Uma imprensa racializada estancaria a ferida do Luighi ao invés de fingir que ela não existe
Jogador do Sub-20 do Palmeiras é vítima de racismo em jogo da Libertadores e chora ao perceber o descaso dos colegas da comunicação
Muito difícil para mim falar de casos como esse, sabe? Ver crianças e jovens sofrendo racismo é um dos maiores gatilhos que tenho. Não só por crescer em ambientes que negavam a causa racial, mas também por saber o quanto de casos como esse destroem a cabeça de um indivíduo em formação.
Luighi é um garoto de 18 anos, isso mesmo, garoto, porque se ele fosse branco era assim que a maioria da imprensa o veria, essa adultização precoce de muitos reservam a pessoas negras, que, ao ir para o banco de reserva, foi vítima de racismo por torcedores do Cerro Porteño. Na entrevista pós-jogo, ele foi dar entrevista para os repórteres e chorou de raiva ao ver que os profissionais da imprensa que ali estavam não o questionaram sobre a violência que ele tinha acabado de sofrer. O garoto no instante que percebeu o descaso sobre o ato racista da torcida questionou o jornalista, a Conmebol e a CBF. Aí vem a parte que me gera mais desgosto, é quando o repórter se mantém calado diante do choro do garoto, não fala absolutamente nada e manda um “obrigado”, nu e cru. Sem desculpas, sem meia culpa, sem nada.
A imprensa nacional tem um repertório racista muito grande. A gente cansa de ver preto em manchete sendo chamado de traficante, enquanto branco, em situações semelhantes, é chamado pela profissão ou por algum apelidinho que visa amenizar o ato feito. Contudo, isso acontecer no futebol, sobretudo nesse momento, me faz questionar muita coisa perante essa entrevista.
Impossível as pessoas envolvidas nesse caso não lembrarem de quanto a questão racial vem sendo abordada nos últimos meses.

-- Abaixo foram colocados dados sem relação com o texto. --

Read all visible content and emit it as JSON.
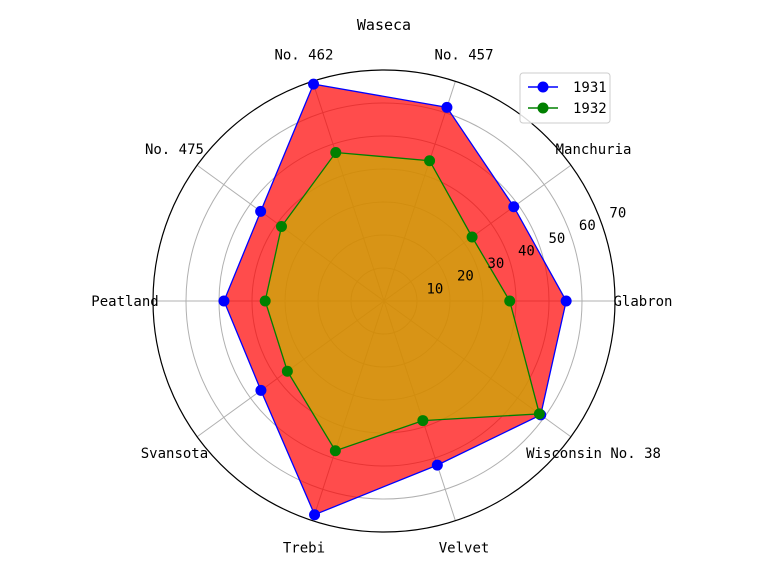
{
  "chart_data": {
    "type": "radar",
    "title": "Waseca",
    "categories": [
      "Glabron",
      "Manchuria",
      "No. 457",
      "No. 462",
      "No. 475",
      "Peatland",
      "Svansota",
      "Trebi",
      "Velvet",
      "Wisconsin No. 38"
    ],
    "radial_ticks": [
      10,
      20,
      30,
      40,
      50,
      60,
      70
    ],
    "rlim": [
      0,
      70
    ],
    "grid": true,
    "legend_position": "top-right",
    "series": [
      {
        "name": "1931",
        "values": [
          55.2,
          48.6,
          61.7,
          69.1,
          46.2,
          48.5,
          46.1,
          68.1,
          52.3,
          58.7
        ],
        "line_color": "#0000ff",
        "fill_color": "#ff0000",
        "marker_color": "#0000ff"
      },
      {
        "name": "1932",
        "values": [
          38.1,
          33.0,
          44.7,
          47.3,
          38.4,
          36.0,
          36.2,
          47.7,
          38.1,
          58.2
        ],
        "line_color": "#008000",
        "fill_color": "#c8b400",
        "marker_color": "#008000"
      }
    ]
  }
}
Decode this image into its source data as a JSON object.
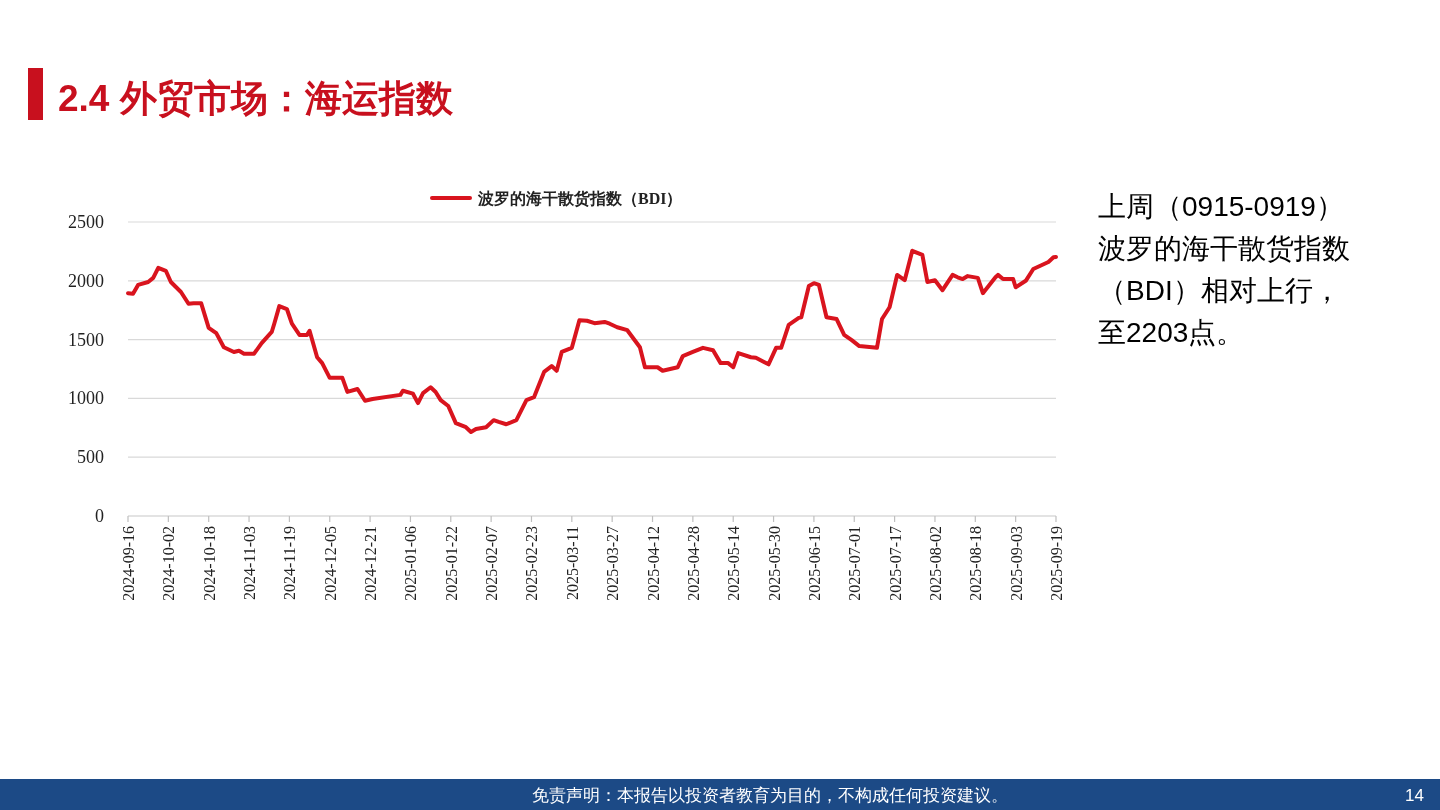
{
  "chart_data": {
    "type": "line",
    "title": "2.4 外贸市场：海运指数",
    "x": [
      "2024-09-16",
      "2024-09-18",
      "2024-09-20",
      "2024-09-24",
      "2024-09-26",
      "2024-09-28",
      "2024-10-01",
      "2024-10-03",
      "2024-10-07",
      "2024-10-10",
      "2024-10-12",
      "2024-10-15",
      "2024-10-18",
      "2024-10-21",
      "2024-10-24",
      "2024-10-28",
      "2024-10-30",
      "2024-11-01",
      "2024-11-05",
      "2024-11-08",
      "2024-11-12",
      "2024-11-13",
      "2024-11-15",
      "2024-11-18",
      "2024-11-20",
      "2024-11-23",
      "2024-11-26",
      "2024-11-27",
      "2024-11-30",
      "2024-12-02",
      "2024-12-05",
      "2024-12-10",
      "2024-12-12",
      "2024-12-16",
      "2024-12-19",
      "2024-12-22",
      "2025-01-02",
      "2025-01-03",
      "2025-01-07",
      "2025-01-09",
      "2025-01-11",
      "2025-01-14",
      "2025-01-16",
      "2025-01-18",
      "2025-01-21",
      "2025-01-24",
      "2025-01-28",
      "2025-01-30",
      "2025-02-01",
      "2025-02-05",
      "2025-02-08",
      "2025-02-10",
      "2025-02-13",
      "2025-02-17",
      "2025-02-21",
      "2025-02-24",
      "2025-02-28",
      "2025-03-03",
      "2025-03-05",
      "2025-03-07",
      "2025-03-11",
      "2025-03-14",
      "2025-03-17",
      "2025-03-20",
      "2025-03-24",
      "2025-03-26",
      "2025-03-29",
      "2025-04-02",
      "2025-04-07",
      "2025-04-09",
      "2025-04-14",
      "2025-04-16",
      "2025-04-22",
      "2025-04-24",
      "2025-04-28",
      "2025-05-02",
      "2025-05-06",
      "2025-05-09",
      "2025-05-12",
      "2025-05-14",
      "2025-05-16",
      "2025-05-21",
      "2025-05-23",
      "2025-05-28",
      "2025-05-31",
      "2025-06-02",
      "2025-06-05",
      "2025-06-09",
      "2025-06-10",
      "2025-06-13",
      "2025-06-15",
      "2025-06-17",
      "2025-06-20",
      "2025-06-24",
      "2025-06-27",
      "2025-06-30",
      "2025-07-03",
      "2025-07-08",
      "2025-07-10",
      "2025-07-12",
      "2025-07-15",
      "2025-07-18",
      "2025-07-21",
      "2025-07-24",
      "2025-07-28",
      "2025-07-30",
      "2025-08-02",
      "2025-08-05",
      "2025-08-09",
      "2025-08-11",
      "2025-08-13",
      "2025-08-15",
      "2025-08-19",
      "2025-08-21",
      "2025-08-26",
      "2025-08-27",
      "2025-08-29",
      "2025-09-02",
      "2025-09-03",
      "2025-09-07",
      "2025-09-10",
      "2025-09-16",
      "2025-09-18",
      "2025-09-19"
    ],
    "series": [
      {
        "name": "波罗的海干散货指数（BDI）",
        "color": "#d9141e",
        "values": [
          1895,
          1890,
          1965,
          1990,
          2025,
          2110,
          2085,
          1990,
          1905,
          1805,
          1810,
          1810,
          1600,
          1555,
          1435,
          1395,
          1405,
          1380,
          1380,
          1470,
          1565,
          1635,
          1785,
          1760,
          1635,
          1540,
          1540,
          1575,
          1350,
          1300,
          1175,
          1175,
          1055,
          1080,
          980,
          995,
          1030,
          1065,
          1040,
          960,
          1045,
          1095,
          1055,
          985,
          935,
          790,
          755,
          715,
          740,
          755,
          815,
          800,
          780,
          815,
          985,
          1010,
          1225,
          1275,
          1235,
          1395,
          1430,
          1665,
          1660,
          1640,
          1650,
          1635,
          1605,
          1580,
          1435,
          1265,
          1265,
          1235,
          1265,
          1360,
          1395,
          1430,
          1410,
          1300,
          1300,
          1265,
          1385,
          1350,
          1345,
          1290,
          1430,
          1430,
          1625,
          1685,
          1690,
          1955,
          1980,
          1965,
          1690,
          1675,
          1540,
          1495,
          1445,
          1435,
          1430,
          1675,
          1775,
          2050,
          2005,
          2255,
          2220,
          1990,
          2005,
          1920,
          2050,
          2030,
          2015,
          2040,
          2025,
          1895,
          2030,
          2050,
          2015,
          2015,
          1945,
          2000,
          2100,
          2160,
          2200,
          2203
        ]
      }
    ],
    "xlim": [
      "2024-09-16",
      "2025-09-19"
    ],
    "xticks": [
      "2024-09-16",
      "2024-10-02",
      "2024-10-18",
      "2024-11-03",
      "2024-11-19",
      "2024-12-05",
      "2024-12-21",
      "2025-01-06",
      "2025-01-22",
      "2025-02-07",
      "2025-02-23",
      "2025-03-11",
      "2025-03-27",
      "2025-04-12",
      "2025-04-28",
      "2025-05-14",
      "2025-05-30",
      "2025-06-15",
      "2025-07-01",
      "2025-07-17",
      "2025-08-02",
      "2025-08-18",
      "2025-09-03",
      "2025-09-19"
    ],
    "ylim": [
      0,
      2500
    ],
    "yticks": [
      0,
      500,
      1000,
      1500,
      2000,
      2500
    ],
    "grid": "y",
    "legend": "top",
    "annotations": [
      "上周（0915-0919）波罗的海干散货指数（BDI）相对上行，至2203点。",
      "免责声明：本报告以投资者教育为目的，不构成任何投资建议。",
      "14"
    ]
  }
}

Seja no Brasil com vice-prefeito de Rio Preto sendo acusado de chamar segurança do próprio palmeiras de macaco velho, seja o jogador Léo, capitão do Athletico Paranaense, sendo agredido por um torcedor com vários palavrões, incluindo macaco e seu preto, no jogo contra o Curitiba no Couto Pereira, seja na Espanha, com as dezenas de casos envolvendo Vinicius Junior, inclusive agora no jogo contra o Real Sociedad pela semifinal da Copa do Rei.
Fato que é que um profissional com um mínimo de bom senso, observe que falei bom senso e não letramento racial, faria o seu dever de dar chance do garoto falar e, humanamente falando, acolhê-lo, pois, como o próprio Luighi bem pontuou, eles são garotos da formação, ou seja, jovens que estão sendo trabalhados fisicamente, psicologicamente e estruturalmente, para amanhã ser jogador. Jovens que têm muitos anseios, medos e incertezas que a última coisa que precisam é um descaso após sofrer uma violência que é crime. Tem que ser muito frio, ou coisa pior, para ver o choro do garoto, a boca trêmula, a fala embargada e se limitar a um “obrigado”.
Enquanto a imprensa estiver na mão de pessoas brancas que têm como único foco a manchete, mesmo que custe a dor do outro, vários Luighis serão vítimas dentro de campo, revitimizado na entrevista pós-jogo e virar chacota nas redes sociais. Com isso, um garoto que deveria tá preocupado em fazer gol e construir uma carreira, será marcado pelo seu choro. Choro essa que poderia ser evitado se a Conmebol punisse racista de forma dura, se a CBF pressionasse a Conmebol e se tivesse um repórter minimamente empático à beira do campo.